Als we de koppen in de media mogen geloven, lijken er iedere dag weer nieuwe, baanbrekende doorbraken in wetenschappelijk onderzoek naar COVID-19 gedaan te worden. De wetenschappelijke publicaties over dit virus zijn niet bij te houden: eind juli leverde een zoekopdracht in PubMed, de meest gebruikte zoekmachine voor wetenschappelijke artikelen, ruim 35.000 resultaten op. Daarnaast zijn er nog duizenden COVID-19 manuscripten beschikbaar op preprint servers. Ter vergelijking: tot nu toe zijn er in 2020 zo’n 32.000 artikelen over hartvaatziekten gepubliceerd, 6.000 over astma en 4.300 over influenza (griep). Hierbij een kort overzicht van de relatief nieuwe technologieën die ingezet worden om kennis over COVID-19 te vergaren en te delen.
Sinds de uitbraak van de pandemie ligt veel niet-COVID-19 gerelateerd wetenschappelijk onderzoek stil. De inclusieprocedures van studies werd stopgezet, laboratoria gesloten en veel onderzoekers moe(s)ten vanuit huis werken. Dit bood de mogelijkheid om te werken aan allerlei subsidieaanvragen of artikelen af te schrijven waarvan een eerste conceptversie al tijden op de plank lag. Veel onderzoekers wilden zich echter ook nuttig maken in de strijd tegen het SARS-CoV-2 virus en subsidiegevers hadden speciale oproepen voor COVID-19 onderzoek, waarvoor de belangstelling groot was.
Armchair epidemiologist
In maart publiceerde de New York Times een artikel, waarin epidemiologen de nieuwe rocksterren worden genoemd. In Nederland is er een register met epidemiologen met strikte registratie-eisen, maar ons land is daar vrij uniek in. De pandemie heeft vervolgens gezorgd voor een toename van het aantal ‘armchair epidemiologists’.

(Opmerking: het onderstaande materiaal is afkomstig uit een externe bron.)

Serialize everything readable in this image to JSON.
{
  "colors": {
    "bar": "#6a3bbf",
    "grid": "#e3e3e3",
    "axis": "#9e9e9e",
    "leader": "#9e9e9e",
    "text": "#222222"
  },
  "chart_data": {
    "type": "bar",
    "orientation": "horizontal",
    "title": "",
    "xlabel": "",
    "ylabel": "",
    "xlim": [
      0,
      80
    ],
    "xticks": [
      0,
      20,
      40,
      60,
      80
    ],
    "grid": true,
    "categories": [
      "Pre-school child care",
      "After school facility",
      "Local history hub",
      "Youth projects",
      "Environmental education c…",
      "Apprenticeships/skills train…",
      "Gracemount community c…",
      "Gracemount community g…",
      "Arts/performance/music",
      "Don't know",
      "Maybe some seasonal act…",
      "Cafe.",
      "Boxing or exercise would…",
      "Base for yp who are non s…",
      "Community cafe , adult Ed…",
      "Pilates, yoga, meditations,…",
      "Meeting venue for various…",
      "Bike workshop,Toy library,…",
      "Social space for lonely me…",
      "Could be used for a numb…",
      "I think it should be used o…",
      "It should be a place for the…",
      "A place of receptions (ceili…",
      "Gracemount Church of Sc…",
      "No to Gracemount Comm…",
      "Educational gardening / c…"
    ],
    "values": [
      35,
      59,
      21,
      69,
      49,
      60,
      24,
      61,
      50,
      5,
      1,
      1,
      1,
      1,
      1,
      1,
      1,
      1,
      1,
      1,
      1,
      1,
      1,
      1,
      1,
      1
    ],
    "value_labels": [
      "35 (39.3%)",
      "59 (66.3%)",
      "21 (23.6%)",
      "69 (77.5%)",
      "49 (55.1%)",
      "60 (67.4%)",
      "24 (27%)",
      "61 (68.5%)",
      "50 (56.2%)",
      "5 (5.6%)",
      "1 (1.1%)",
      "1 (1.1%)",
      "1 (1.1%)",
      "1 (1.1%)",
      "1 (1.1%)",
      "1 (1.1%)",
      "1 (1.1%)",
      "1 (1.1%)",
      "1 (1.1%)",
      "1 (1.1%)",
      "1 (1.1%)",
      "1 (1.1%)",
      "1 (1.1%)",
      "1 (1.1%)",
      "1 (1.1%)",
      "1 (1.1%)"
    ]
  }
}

Decennia geleden werd deze term gebruikt voor epidemiologen die te oud waren om van deur tot deur te lopen om uitbraakonderzoek te doen, maar in 2020 heeft dit een nieuwe betekenis gekregen: een persoon die de grote hoeveelheden data die hij tot zijn beschikking heeft probeert te begrijpen. Vaak zijn dit big data-bronnen, met gegevens die voor andere doeleinden zijn verzameld dan wetenschappelijk onderzoek. Bij de analyse hiervan vormen methodologische tekortkomingen van de data voor sommige armchair epidemiologen niet altijd een beperking. Hetzelfde geldt uiteraard voor de opzet van de studie en de interpretatie van de resultaten.
Een voorbeeld hiervan is een studie naar de associatie tussen 5G-technologie en COVID-19 infecties, die er mede toe leidde dat 5G-zendmasten in brand werden gestoken. Maar er zijn talloze andere voorbeelden van big data-gebaseerde studies met ernstige tekortkomingen die gretig opgepikt zijn door internationale media. Zo zou consumptie van komkommer en kool de sterfte aan COVID-19 verlagen, terwijl consumptie van sla deze juist verhoogt. En ook zouden kale mannen een verhoogd risico op ernstige COVID-19 hebben vergeleken met mannen met een weelderige haardos.